こんなことを話題にするのは価値のない無駄なことかもと思いつつ、何か屁理屈を考えている。写真分野は「切り取る」という言い回しをよく使う方ではなかろうか。ほかには絵画、医療の分野かな? とはいっても、小生は、この言い回しをあまり使わない。通常は「撮影する」で済ましている。小生のような一介のアマカメラマンにとっては、何かもったいない強力な熟語のように思える。この熟語は写真分野で、いつ(江戸、明治?)、どうやって、誰が、使い始めたのだろうか。CAPAには何か資料があるのだろうか。
 常識的に、「切って」「取り出す」ことであり、わざわざ辞書に相談しなくてもと思いつつ、手元の小型電子辞書の大辞泉では、@一部分を切って取るA武力で領地などを奪い取る、ネットの三省堂 大辞林では、@一部分を切って分離する。 A武力で土地の一部分を自分のものにする、とある。

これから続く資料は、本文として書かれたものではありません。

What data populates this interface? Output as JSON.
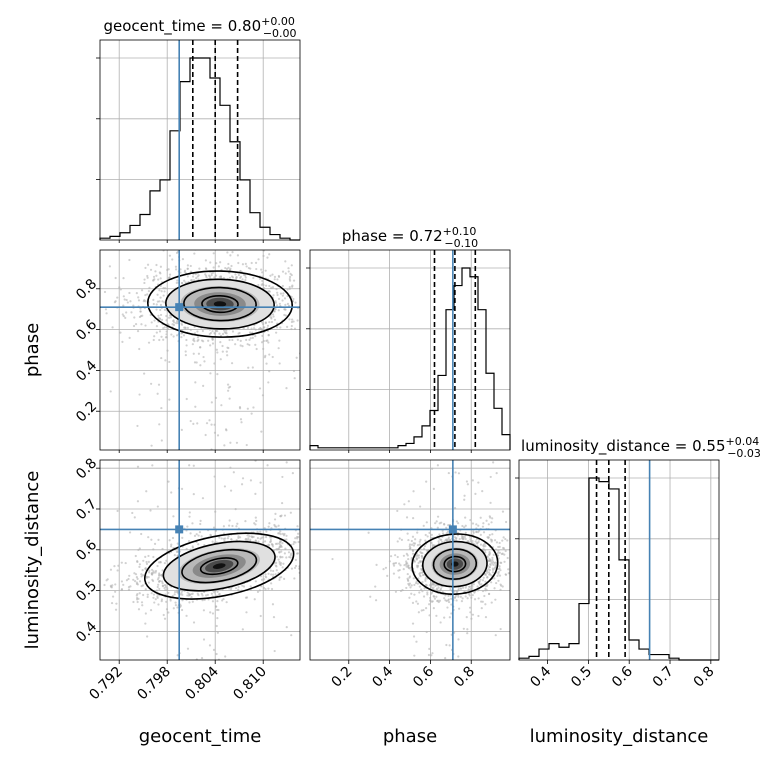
{
  "chart_data": {
    "type": "corner",
    "parameters": [
      "geocent_time",
      "phase",
      "luminosity_distance"
    ],
    "axis_labels": {
      "geocent_time": "geocent_time",
      "phase": "phase",
      "luminosity_distance": "luminosity_distance"
    },
    "ranges": {
      "geocent_time": [
        0.7896,
        0.8146
      ],
      "phase": [
        0.01,
        0.99
      ],
      "luminosity_distance": [
        0.33,
        0.82
      ]
    },
    "ticks": {
      "geocent_time": [
        0.792,
        0.798,
        0.804,
        0.81
      ],
      "phase": [
        0.2,
        0.4,
        0.6,
        0.8
      ],
      "luminosity_distance": [
        0.4,
        0.5,
        0.6,
        0.7,
        0.8
      ]
    },
    "tick_labels": {
      "geocent_time": [
        "0.792",
        "0.798",
        "0.804",
        "0.810"
      ],
      "phase": [
        "0.2",
        "0.4",
        "0.6",
        "0.8"
      ],
      "luminosity_distance": [
        "0.4",
        "0.5",
        "0.6",
        "0.7",
        "0.8"
      ]
    },
    "titles": {
      "geocent_time": {
        "text": "geocent_time = 0.80",
        "plus": "+0.00",
        "minus": "−0.00"
      },
      "phase": {
        "text": "phase = 0.72",
        "plus": "+0.10",
        "minus": "−0.10"
      },
      "luminosity_distance": {
        "text": "luminosity_distance = 0.55",
        "plus": "+0.04",
        "minus": "−0.03"
      }
    },
    "quantiles": {
      "geocent_time": [
        0.8012,
        0.804,
        0.8068
      ],
      "phase": [
        0.62,
        0.72,
        0.82
      ],
      "luminosity_distance": [
        0.52,
        0.55,
        0.59
      ]
    },
    "truths": {
      "geocent_time": 0.7995,
      "phase": 0.71,
      "luminosity_distance": 0.65
    },
    "histograms": {
      "geocent_time": [
        1,
        2,
        4,
        8,
        14,
        27,
        33,
        60,
        87,
        100,
        100,
        89,
        74,
        54,
        33,
        15,
        7,
        3,
        1,
        0
      ],
      "phase": [
        2,
        1,
        1,
        1,
        1,
        1,
        1,
        1,
        1,
        1,
        1,
        2,
        3,
        6,
        11,
        18,
        34,
        64,
        75,
        83,
        79,
        64,
        35,
        19,
        7
      ],
      "luminosity_distance": [
        1,
        2,
        6,
        9,
        7,
        9,
        31,
        100,
        98,
        94,
        55,
        11,
        6,
        3,
        3,
        1,
        0,
        0,
        0,
        0
      ]
    },
    "posterior_2d": {
      "phase_vs_geocent_time": {
        "x": "geocent_time",
        "y": "phase",
        "peak": [
          0.8046,
          0.725
        ],
        "sigma": [
          0.0043,
          0.077
        ],
        "correlation": -0.05
      },
      "luminosity_distance_vs_geocent_time": {
        "x": "geocent_time",
        "y": "luminosity_distance",
        "peak": [
          0.8045,
          0.56
        ],
        "sigma": [
          0.0045,
          0.035
        ],
        "correlation": 0.55
      },
      "luminosity_distance_vs_phase": {
        "x": "phase",
        "y": "luminosity_distance",
        "peak": [
          0.72,
          0.565
        ],
        "sigma": [
          0.1,
          0.035
        ],
        "correlation": 0.1
      }
    },
    "truth_color": "#4682b4",
    "hist_color": "#000000",
    "scatter_color": "#b3b3b3",
    "contour_levels_sigma": [
      0.5,
      1.0,
      1.5,
      2.0
    ],
    "grid": true
  }
}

英語では、結構日本語化しているクリップ(clip、新聞記事を切り取る・・・)だろうが、日本人が日本語として写真分野で使う「切り取る」ということほどの意味深さはないと思う。通常の「撮影する」の意味では、film(今や時代遅れ?), photograph , take, shoot・・等あろう。

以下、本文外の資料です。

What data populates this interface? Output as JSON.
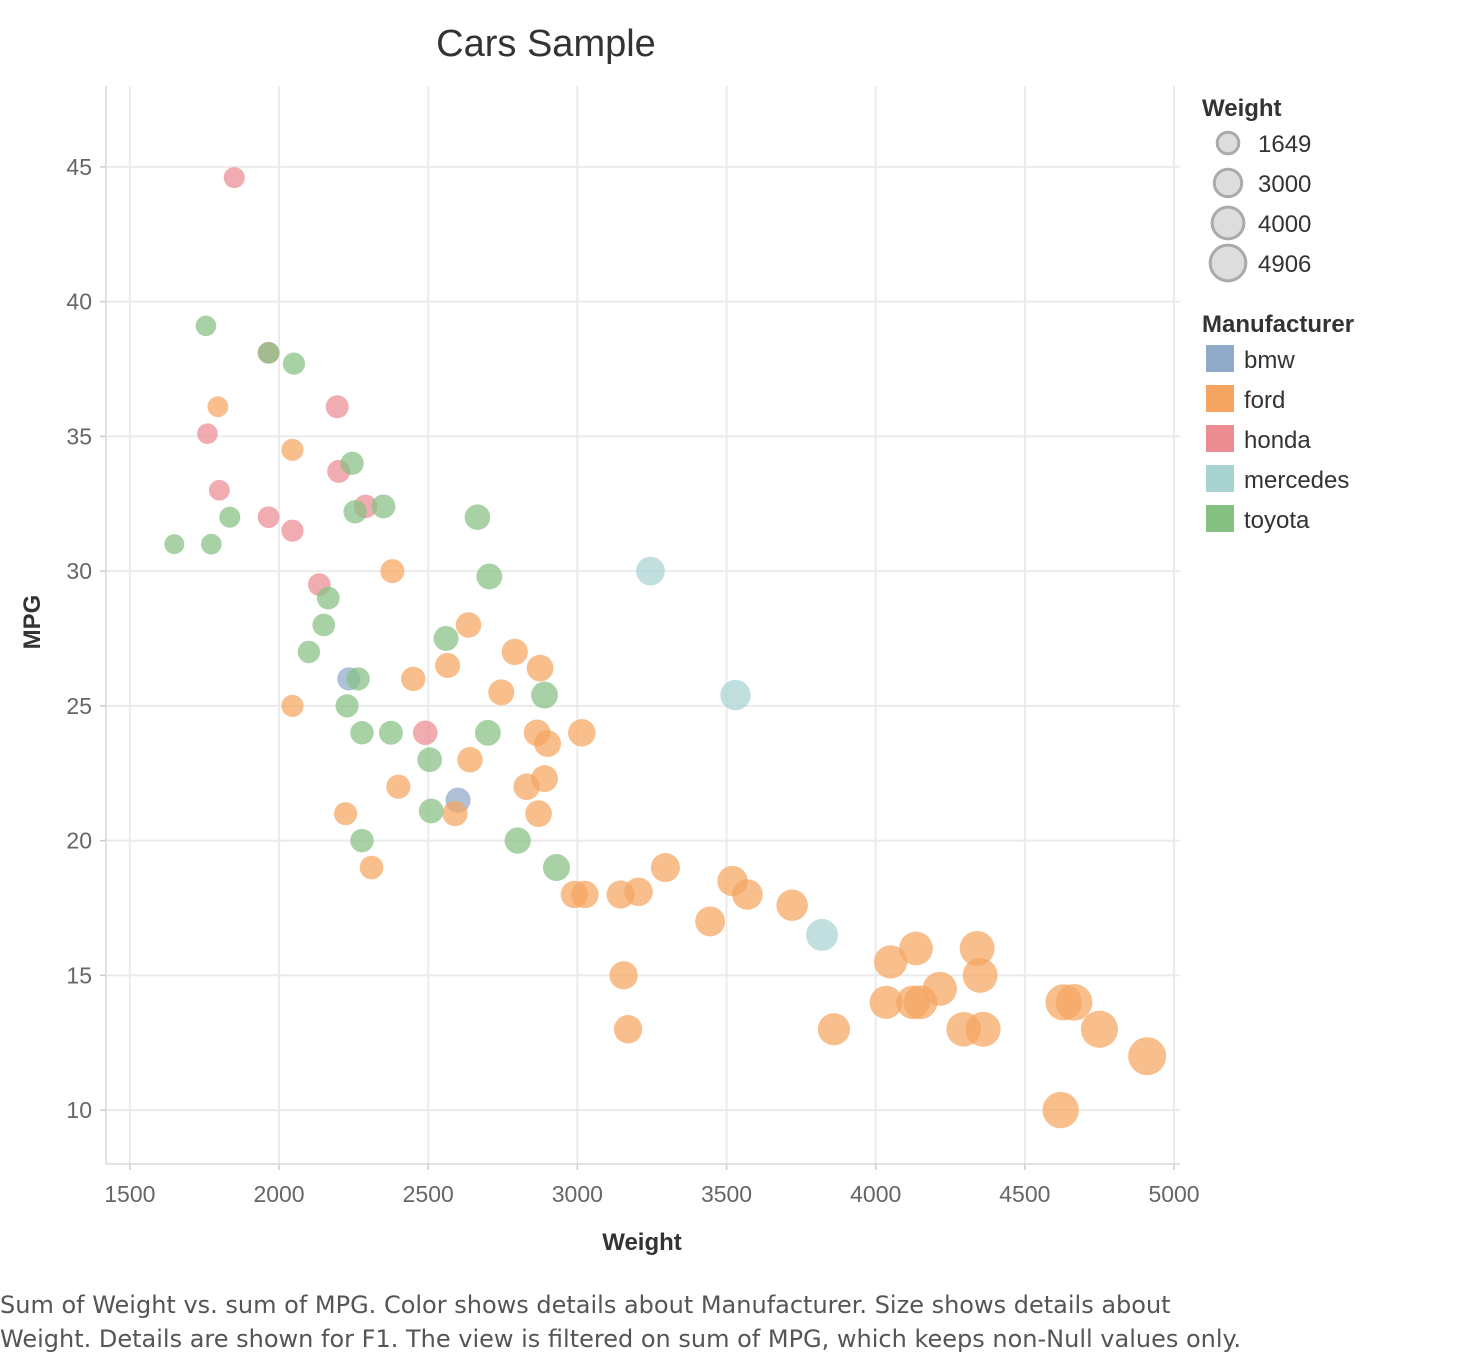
{
  "chart_data": {
    "type": "scatter",
    "title": "Cars Sample",
    "xlabel": "Weight",
    "ylabel": "MPG",
    "xlim": [
      1420,
      5020
    ],
    "ylim": [
      8,
      48
    ],
    "xticks": [
      1500,
      2000,
      2500,
      3000,
      3500,
      4000,
      4500,
      5000
    ],
    "yticks": [
      10,
      15,
      20,
      25,
      30,
      35,
      40,
      45
    ],
    "grid": true,
    "size_legend": {
      "title": "Weight",
      "entries": [
        1649,
        3000,
        4000,
        4906
      ]
    },
    "color_legend": {
      "title": "Manufacturer",
      "entries": [
        {
          "name": "bmw",
          "color": "#8FA9C9"
        },
        {
          "name": "ford",
          "color": "#F5A55F"
        },
        {
          "name": "honda",
          "color": "#EA8C91"
        },
        {
          "name": "mercedes",
          "color": "#A9D3D1"
        },
        {
          "name": "toyota",
          "color": "#86C183"
        }
      ]
    },
    "series": [
      {
        "name": "bmw",
        "color": "#8FA9C9",
        "points": [
          [
            2234,
            26
          ],
          [
            2600,
            21.5
          ]
        ]
      },
      {
        "name": "ford",
        "color": "#F5A55F",
        "points": [
          [
            1795,
            36.1
          ],
          [
            2045,
            34.5
          ],
          [
            2045,
            25
          ],
          [
            2223,
            21
          ],
          [
            2310,
            19
          ],
          [
            2380,
            30
          ],
          [
            2400,
            22
          ],
          [
            2450,
            26
          ],
          [
            2565,
            26.5
          ],
          [
            2590,
            21
          ],
          [
            2635,
            28
          ],
          [
            2640,
            23
          ],
          [
            2745,
            25.5
          ],
          [
            2790,
            27
          ],
          [
            2830,
            22
          ],
          [
            2865,
            24
          ],
          [
            2870,
            21
          ],
          [
            2875,
            26.4
          ],
          [
            2890,
            22.3
          ],
          [
            2900,
            23.6
          ],
          [
            2990,
            18
          ],
          [
            3015,
            24
          ],
          [
            3025,
            18
          ],
          [
            3145,
            18
          ],
          [
            3155,
            15
          ],
          [
            3170,
            13
          ],
          [
            3205,
            18.1
          ],
          [
            3295,
            19
          ],
          [
            3445,
            17
          ],
          [
            3520,
            18.5
          ],
          [
            3570,
            18
          ],
          [
            3720,
            17.6
          ],
          [
            3860,
            13
          ],
          [
            4035,
            14
          ],
          [
            4050,
            15.5
          ],
          [
            4125,
            14
          ],
          [
            4135,
            16
          ],
          [
            4150,
            14
          ],
          [
            4215,
            14.5
          ],
          [
            4295,
            13
          ],
          [
            4340,
            16
          ],
          [
            4350,
            15
          ],
          [
            4360,
            13
          ],
          [
            4620,
            10
          ],
          [
            4630,
            14
          ],
          [
            4665,
            14
          ],
          [
            4750,
            13
          ],
          [
            4910,
            12
          ]
        ]
      },
      {
        "name": "honda",
        "color": "#EA8C91",
        "points": [
          [
            1850,
            44.6
          ],
          [
            1760,
            35.1
          ],
          [
            1800,
            33
          ],
          [
            1965,
            38.1
          ],
          [
            1965,
            32
          ],
          [
            2045,
            31.5
          ],
          [
            2135,
            29.5
          ],
          [
            2195,
            36.1
          ],
          [
            2200,
            33.7
          ],
          [
            2290,
            32.4
          ],
          [
            2490,
            24
          ]
        ]
      },
      {
        "name": "mercedes",
        "color": "#A9D3D1",
        "points": [
          [
            3245,
            30
          ],
          [
            3530,
            25.4
          ],
          [
            3820,
            16.5
          ]
        ]
      },
      {
        "name": "toyota",
        "color": "#86C183",
        "points": [
          [
            1649,
            31
          ],
          [
            1755,
            39.1
          ],
          [
            1773,
            31
          ],
          [
            1835,
            32
          ],
          [
            1965,
            38.1
          ],
          [
            2050,
            37.7
          ],
          [
            2100,
            27
          ],
          [
            2150,
            28
          ],
          [
            2165,
            29
          ],
          [
            2228,
            25
          ],
          [
            2245,
            34
          ],
          [
            2255,
            32.2
          ],
          [
            2265,
            26
          ],
          [
            2278,
            24
          ],
          [
            2278,
            20
          ],
          [
            2350,
            32.4
          ],
          [
            2375,
            24
          ],
          [
            2505,
            23
          ],
          [
            2510,
            21.1
          ],
          [
            2560,
            27.5
          ],
          [
            2665,
            32
          ],
          [
            2700,
            24
          ],
          [
            2705,
            29.8
          ],
          [
            2800,
            20
          ],
          [
            2890,
            25.4
          ],
          [
            2930,
            19
          ]
        ]
      }
    ]
  },
  "caption": {
    "line1": "Sum of Weight vs. sum of MPG.  Color shows details about Manufacturer.  Size shows details about",
    "line2": "Weight.  Details are shown for F1. The view is filtered on sum of MPG, which keeps non-Null values only."
  }
}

 目の前にある被写体を「切り取る」ということ、何かサムライが「切り」かかって、などと言うような力強さが無きにしもあらずで、強烈な積極性、被写体に対する働きかけを感じたりする。上述のAの意味に通じる。そして「取る」=「撮る」となる。この二つが合体すると、カメラマンの強烈な個性が入った画像が「取り出される」という感触がある。
 ということで、小生は、まだその域に達していないから余り使わないということになる。しかし、デジタル画像の進化発展でケイタイを含めてカメラは空気のように存在し、時には幼児や児童でさえ、生徒、学生、成人の老若男女が写真を撮影し放題である。しかし小生が推測する意味での「切り取る」が当てはまる作品造りは、どのくらいあるのかな?